Когда он нежно прижал ее к себе и она расслабилась в его объятиях, ему захотелось исправить для нее весь мир. В это мгновение он был абсолютно уверен, что смог бы это сделать, если бы она попросила его об этом.
Но она назвала его трусом и ушла.
Трус ли он? Наверное, да, если слово «трус» означает, что он надеется, что она уедет оттуда, где, как он чувствовал, для нее все может закончиться катастрофой.

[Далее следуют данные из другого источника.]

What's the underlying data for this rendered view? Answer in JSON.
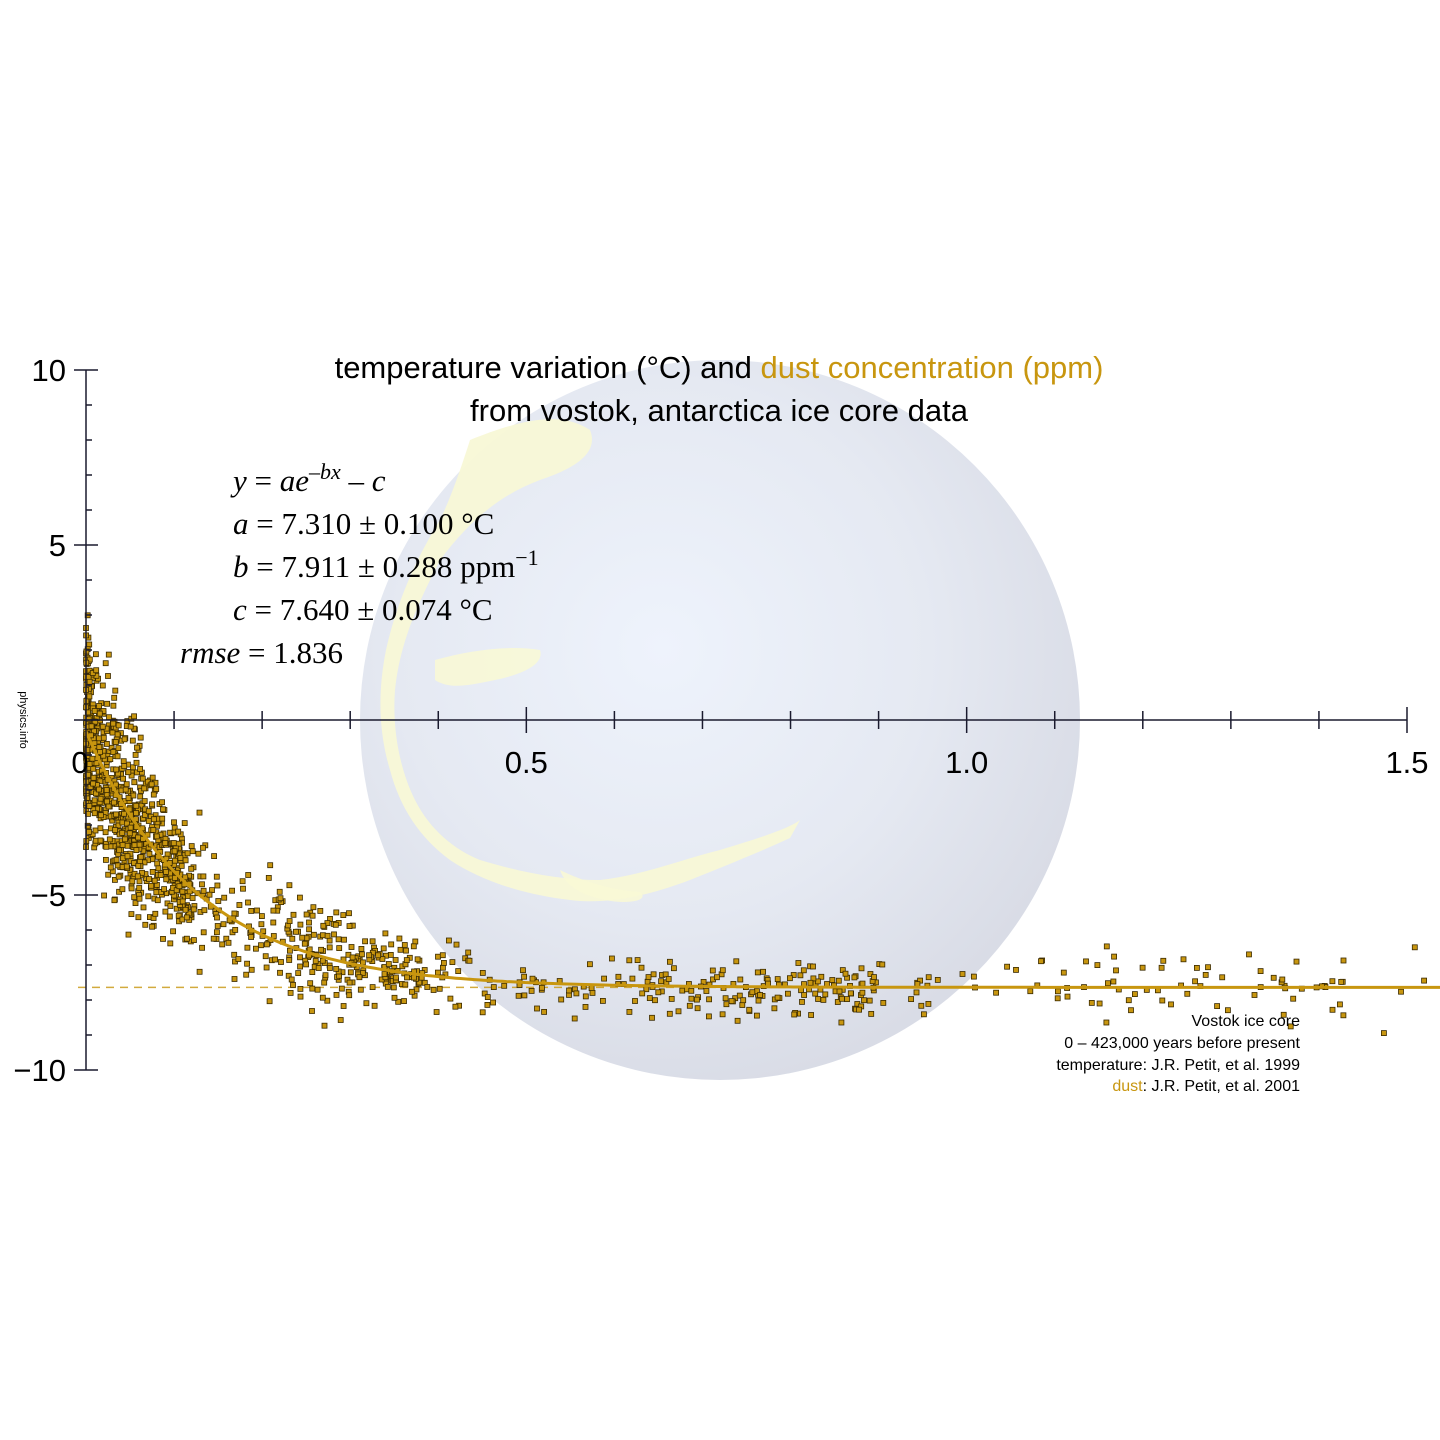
{
  "chart_data": {
    "type": "scatter",
    "title_part1": "temperature variation (°C) and ",
    "title_part2": "dust concentration (ppm)",
    "subtitle": "from vostok, antarctica ice core data",
    "xlim": [
      0,
      1.5
    ],
    "ylim": [
      -10,
      10
    ],
    "x_ticks": [
      "0.5",
      "1.0",
      "1.5"
    ],
    "x_ticks_values": [
      0.5,
      1.0,
      1.5
    ],
    "x_origin_label": "0",
    "y_ticks": [
      "10",
      "5",
      "−5",
      "−10"
    ],
    "y_ticks_values": [
      10,
      5,
      -5,
      -10
    ],
    "fit": {
      "model": "y = a·exp(−b·x) − c",
      "a": 7.31,
      "b": 7.911,
      "c": 7.64,
      "a_text": "7.310 ± 0.100 °C",
      "b_text": "7.911 ± 0.288 ppm",
      "b_sup": "−1",
      "c_text": "7.640 ± 0.074 °C",
      "rmse_text": "1.836"
    },
    "series": [
      {
        "name": "dust",
        "color": "#c8960f"
      }
    ],
    "sources": {
      "line1": "Vostok ice core",
      "line2": "0 – 423,000 years before present",
      "line3": "temperature: J.R. Petit, et al. 1999",
      "line4_colored": "dust",
      "line4_rest": ": J.R. Petit, et al. 2001"
    },
    "watermark": "physics.info"
  },
  "colors": {
    "accent": "#c8960f",
    "axis": "#1a1a2e",
    "marker_stroke": "#3a2a00",
    "globe": "#e2e6ef",
    "land": "#f7f7d2"
  }
}
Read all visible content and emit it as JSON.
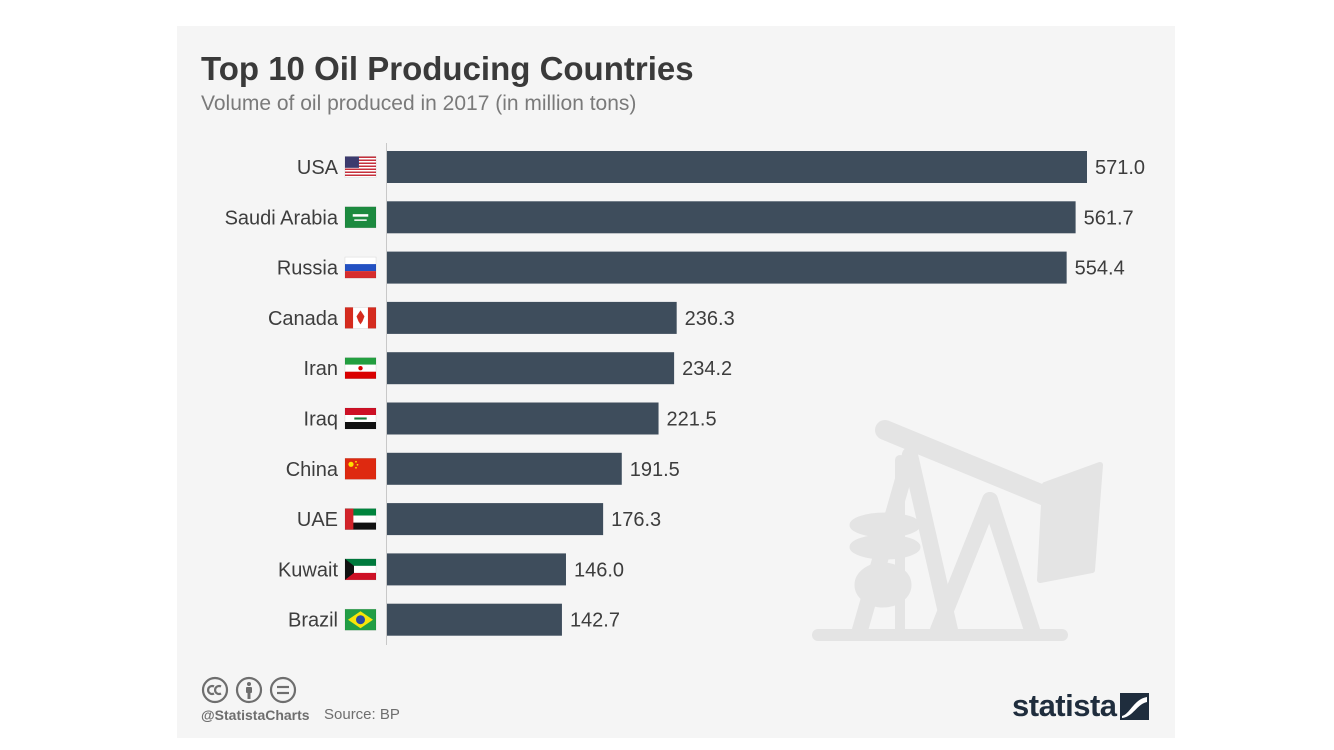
{
  "header": {
    "title": "Top 10 Oil Producing Countries",
    "subtitle": "Volume of oil produced in 2017 (in million tons)"
  },
  "footer": {
    "handle": "@StatistaCharts",
    "source": "Source: BP",
    "brand": "statista",
    "license_icons": [
      "cc-icon",
      "person-icon",
      "equals-icon"
    ]
  },
  "colors": {
    "bar": "#3e4d5c",
    "text": "#3d3d3d",
    "background": "#f5f5f5",
    "watermark": "#e4e4e4"
  },
  "chart_data": {
    "type": "bar",
    "orientation": "horizontal",
    "title": "Top 10 Oil Producing Countries",
    "subtitle": "Volume of oil produced in 2017 (in million tons)",
    "categories": [
      "USA",
      "Saudi Arabia",
      "Russia",
      "Canada",
      "Iran",
      "Iraq",
      "China",
      "UAE",
      "Kuwait",
      "Brazil"
    ],
    "flags": [
      "flag-usa-icon",
      "flag-saudi-arabia-icon",
      "flag-russia-icon",
      "flag-canada-icon",
      "flag-iran-icon",
      "flag-iraq-icon",
      "flag-china-icon",
      "flag-uae-icon",
      "flag-kuwait-icon",
      "flag-brazil-icon"
    ],
    "values": [
      571.0,
      561.7,
      554.4,
      236.3,
      234.2,
      221.5,
      191.5,
      176.3,
      146.0,
      142.7
    ],
    "value_labels": [
      "571.0",
      "561.7",
      "554.4",
      "236.3",
      "234.2",
      "221.5",
      "191.5",
      "176.3",
      "146.0",
      "142.7"
    ],
    "xlim": [
      0,
      571
    ],
    "grid": false,
    "legend": "none"
  }
}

Но он не смог ей ничего объяснить, потому что она ушла.
Джейс смотрел на дверь, в которую Онор вошла и исчезла из виду.
Проклятие, она ушла!
Сумеречные тени удлинились, пока Джейс стоял и смотрел на дверь, за которой скрылась Онор. Он направился к сараю для угля, остановился, чтобы ответить на пару вопросов Рэнди, потом вошел в сарай и закрыл за собой дверь.
Рэнди не спеша последовал за ним.
Сумерки превратились в ночь, тени за сараем зашевелились. Они приняли очертания мужской фигуры, которая осторожно кралась по двору ранчо туда, где в укромном месте была спрятана его лошадь.
Темная фигура села в седло. Лунный свет высветил рыжие волосы, когда он повернул лошадь к дороге и слился с тьмой.